Especialistas ouvidos pela imprensa americana e até mesmo diplomatas brasileiros falam no fechamento da via marítima por parte do Irã em termos de uma arma de destruição em massa na sua capacidade de causar dano à economia global —é por Hormuz que passa quase toda a produção de petróleo e gás dos países do golfo Pérsico.

Teerã, que diz que o estreito faz parte das águas territoriais iranianas, tem cobrado pedágios de navios que desejem atravessar a via e levantou a ideia de tornar a taxa permanente. Se implementada, a prática violaria pelo menos 40 anos de precedentes jurídicos que garantem um pilar da ordem econômica mundial: a liberdade de navegação.

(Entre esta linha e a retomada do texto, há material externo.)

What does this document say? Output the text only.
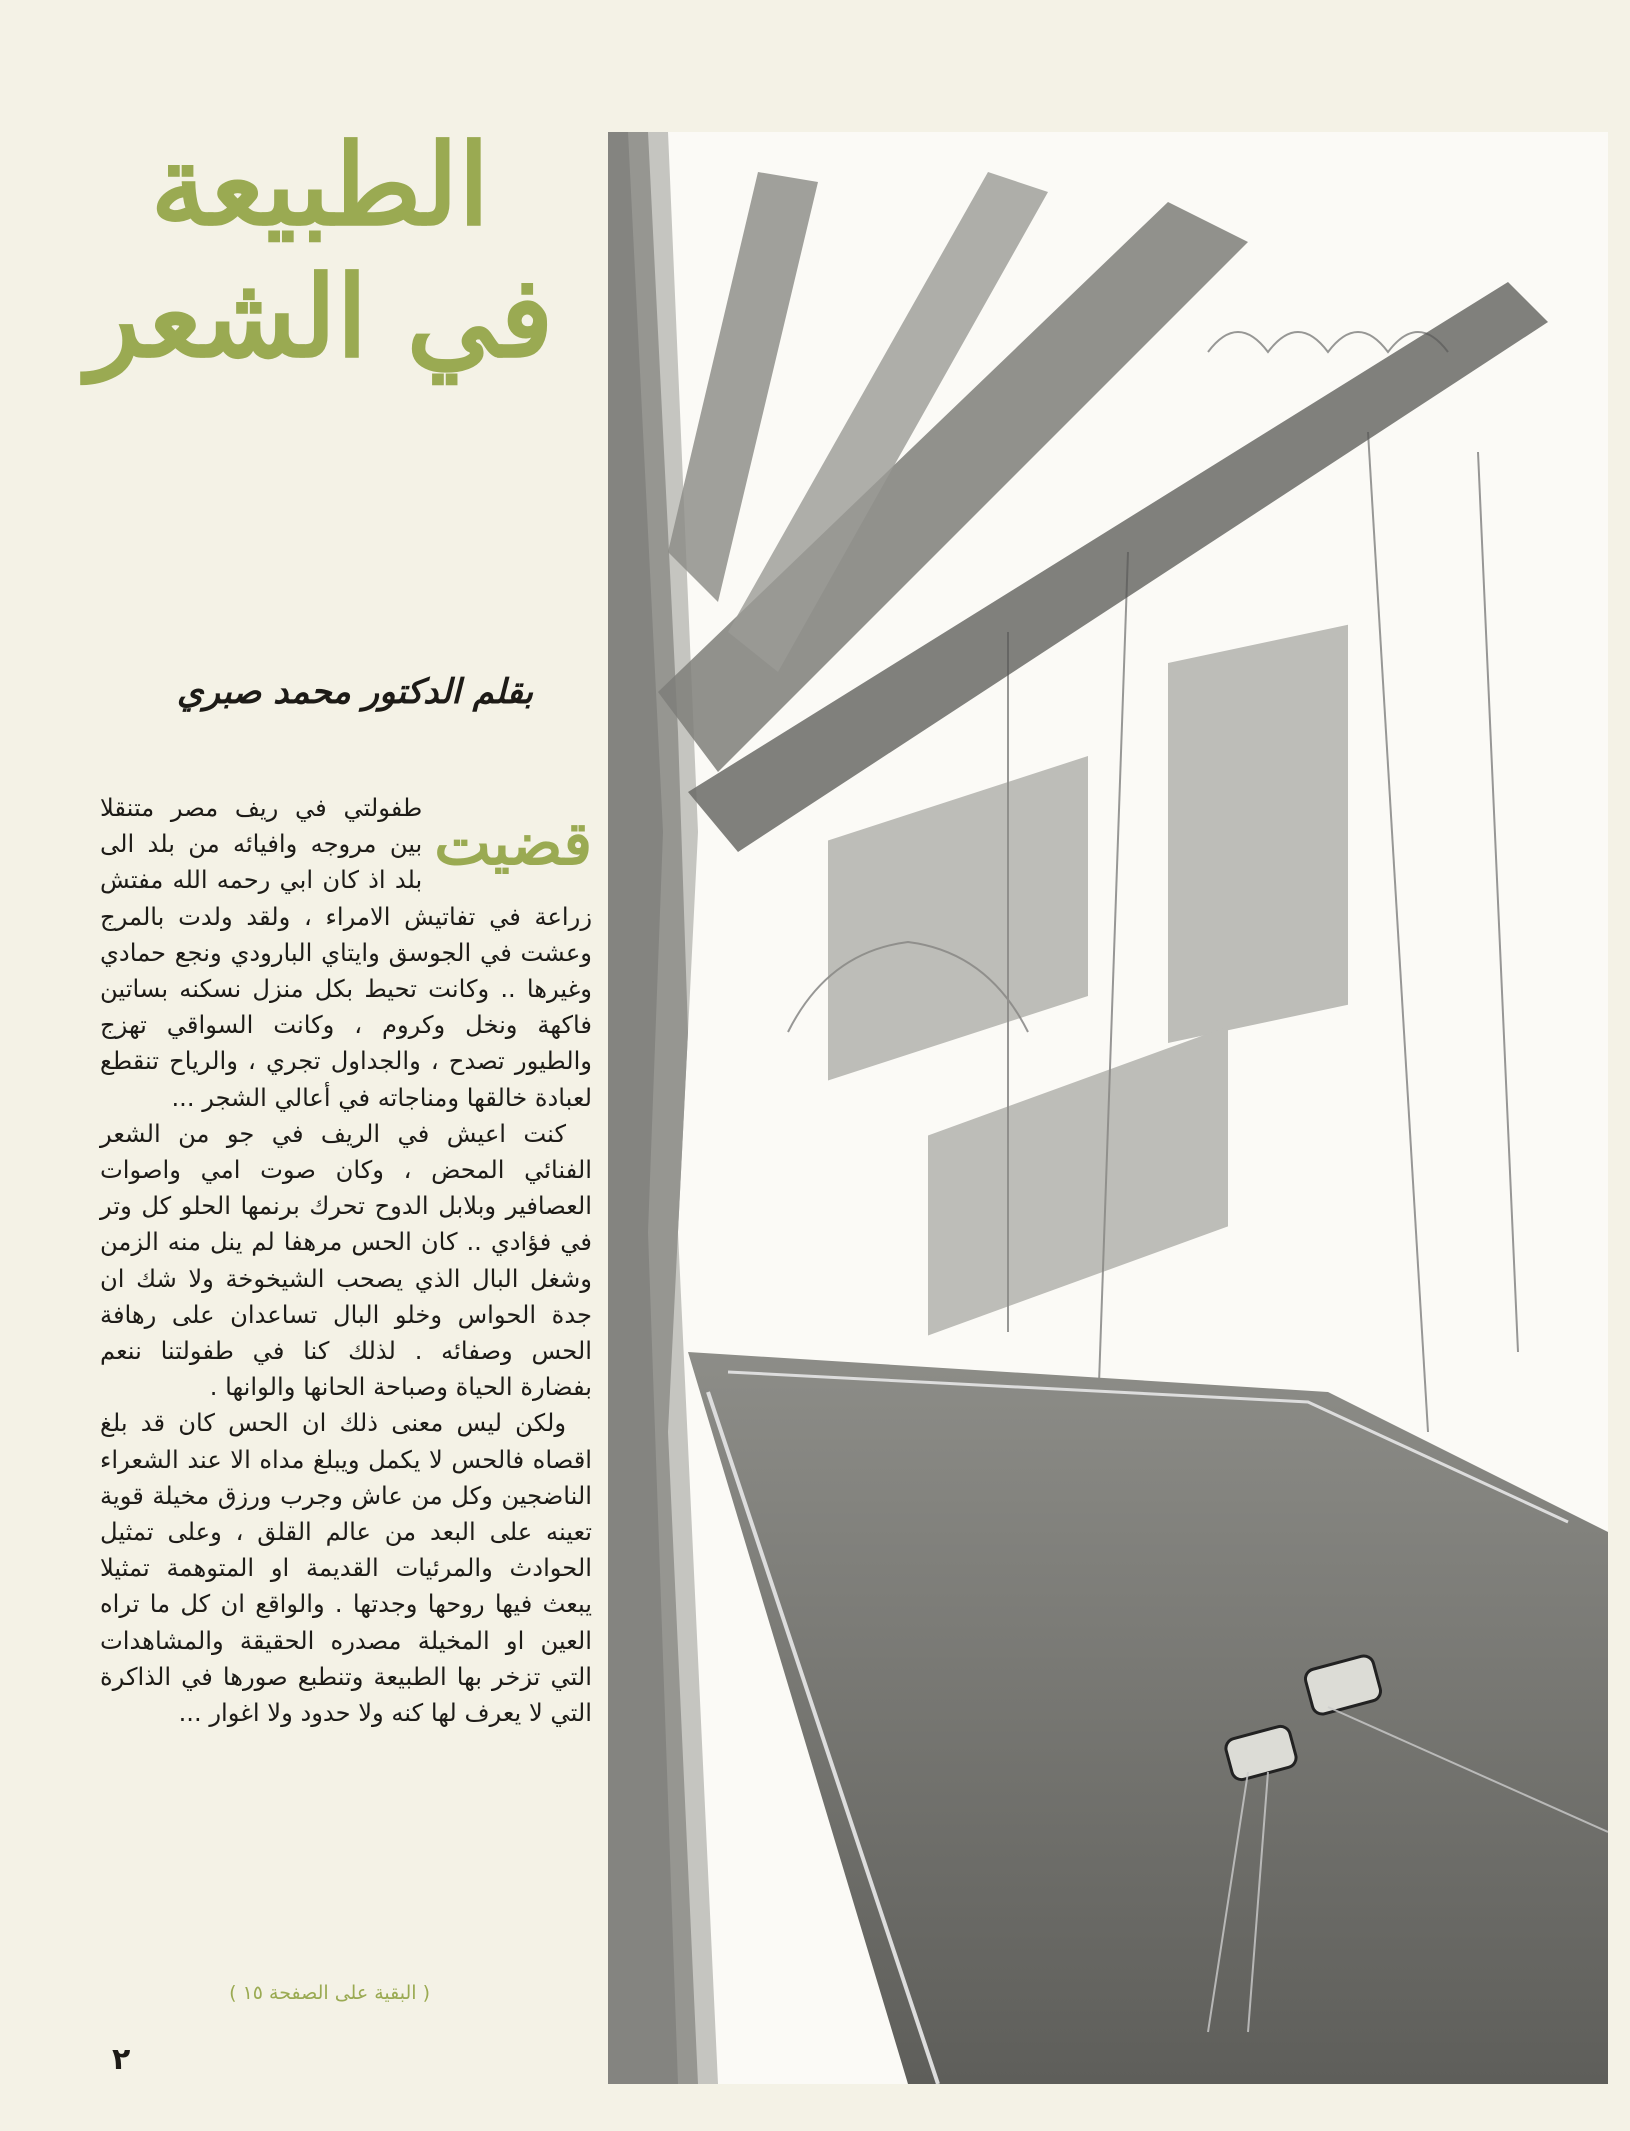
الطبيعة
في الشعر
بقلم الدكتور محمد صبري
قضيت

طفولتي في ريف مصر متنقلا بين مروجه وافيائه من بلد الى بلد اذ كان ابي رحمه الله مفتش زراعة في تفاتيش الامراء ، ولقد ولدت بالمرج وعشت في الجوسق وايتاي البارودي ونجع حمادي وغيرها .. وكانت تحيط بكل منزل نسكنه بساتين فاكهة ونخل وكروم ، وكانت السواقي تهزج والطيور تصدح ، والجداول تجري ، والرياح تنقطع لعبادة خالقها ومناجاته في أعالي الشجر ...

كنت اعيش في الريف في جو من الشعر الفنائي المحض ، وكان صوت امي واصوات العصافير وبلابل الدوح تحرك برنمها الحلو كل وتر في فؤادي .. كان الحس مرهفا لم ينل منه الزمن وشغل البال الذي يصحب الشيخوخة ولا شك ان جدة الحواس وخلو البال تساعدان على رهافة الحس وصفائه . لذلك كنا في طفولتنا ننعم بفضارة الحياة وصباحة الحانها والوانها .

ولكن ليس معنى ذلك ان الحس كان قد بلغ اقصاه فالحس لا يكمل ويبلغ مداه الا عند الشعراء الناضجين وكل من عاش وجرب ورزق مخيلة قوية تعينه على البعد من عالم القلق ، وعلى تمثيل الحوادث والمرئيات القديمة او المتوهمة تمثيلا يبعث فيها روحها وجدتها . والواقع ان كل ما تراه العين او المخيلة مصدره الحقيقة والمشاهدات التي تزخر بها الطبيعة وتنطبع صورها في الذاكرة التي لا يعرف لها كنه ولا حدود ولا اغوار ...

( البقية على الصفحة ١٥ )
٢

"Tanto o bloqueio do Irã quanto o bloqueio dos EUA são ilegais", diz Nitish Monebhurrun, professor do CEUB (Centro Universitário de Brasília) e doutor em direito internacional pela Universidade Sorbonne, na França. "Isso é previsto naquele que é o 'texto sagrado' do direito internacional do mar, a Convenção de Montego Bay", diz.